For maybe ten years, with interruption,s happiness depended on getting enough sleep. I also got divorced and moved several times and did lots of other things. But my life was and still is centred around the children. I worry that they have no other adults who are close to them, let alone to provide them with a male role model. On the other hand they no longer hear arguments, shouting, and stressed silences and we are a stable family unit. I also worry about what happens if I die, and who I could ask to take them on. I usually reach the conclusion that I should just be careful not to fall under a bus.

In many ways I define myself by my children. I follow academic years rather than starting a new year in January. I’m having a good holiday if they are. I’m enjoying peace and quiet if they are happy being involved in something. If they get enthused about something, so do I.

Last year my mood has been incredibly volatile since 2son stopped going to school. If I had put effort into him and got nowhere I would be frustrated and miserable. If he had got up or said something positive I would feel good. If I’d heard good news from one of the support services I would feel buoyant, if bad news I would slump. My mood did not depend on what I was doing or feeling, but what he was.

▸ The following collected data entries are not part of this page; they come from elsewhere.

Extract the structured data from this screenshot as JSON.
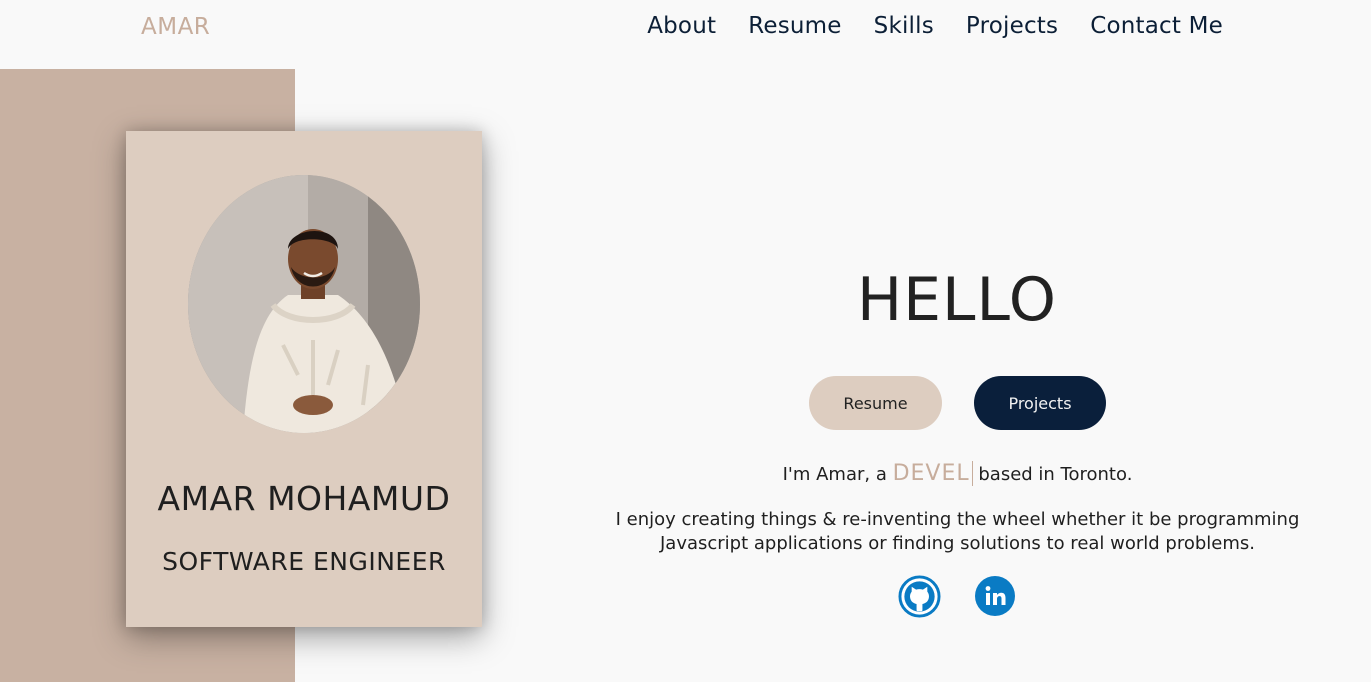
{
  "header": {
    "logo": "AMAR",
    "nav": [
      "About",
      "Resume",
      "Skills",
      "Projects",
      "Contact Me"
    ]
  },
  "profile": {
    "name": "AMAR MOHAMUD",
    "role": "SOFTWARE ENGINEER"
  },
  "hero": {
    "greeting": "HELLO",
    "resume_button": "Resume",
    "projects_button": "Projects",
    "intro_prefix": "I'm Amar, a",
    "intro_typed": "DEVEL",
    "intro_suffix": "based in Toronto.",
    "bio_line1": "I enjoy creating things & re-inventing the wheel whether it be programming",
    "bio_line2": "Javascript applications or finding solutions to real world problems."
  },
  "social": {
    "github_icon": "github-icon",
    "linkedin_icon": "linkedin-icon"
  },
  "colors": {
    "accent": "#c7ad9c",
    "navy": "#0a1f3b",
    "card": "#ddcdc0",
    "band": "#c8b1a2",
    "social_blue": "#0a7bc4"
  }
}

I need to detach my emotions from being so intertwined with that of my children, especially 2son. Hiding behind him last year has stopped me doing things and making progress in my own life; but it’s also stopped me feeling the emotions that I want to and need to as my emotions get subsumed by his.

I have to make progress with my life. I have to learn to do things that make me feel good and positive irrespective of what mood my children are in. I have to relearn being an independent individual who can be happy if she wants to. Otherwise I haven’t learnt anything from my mother’s example.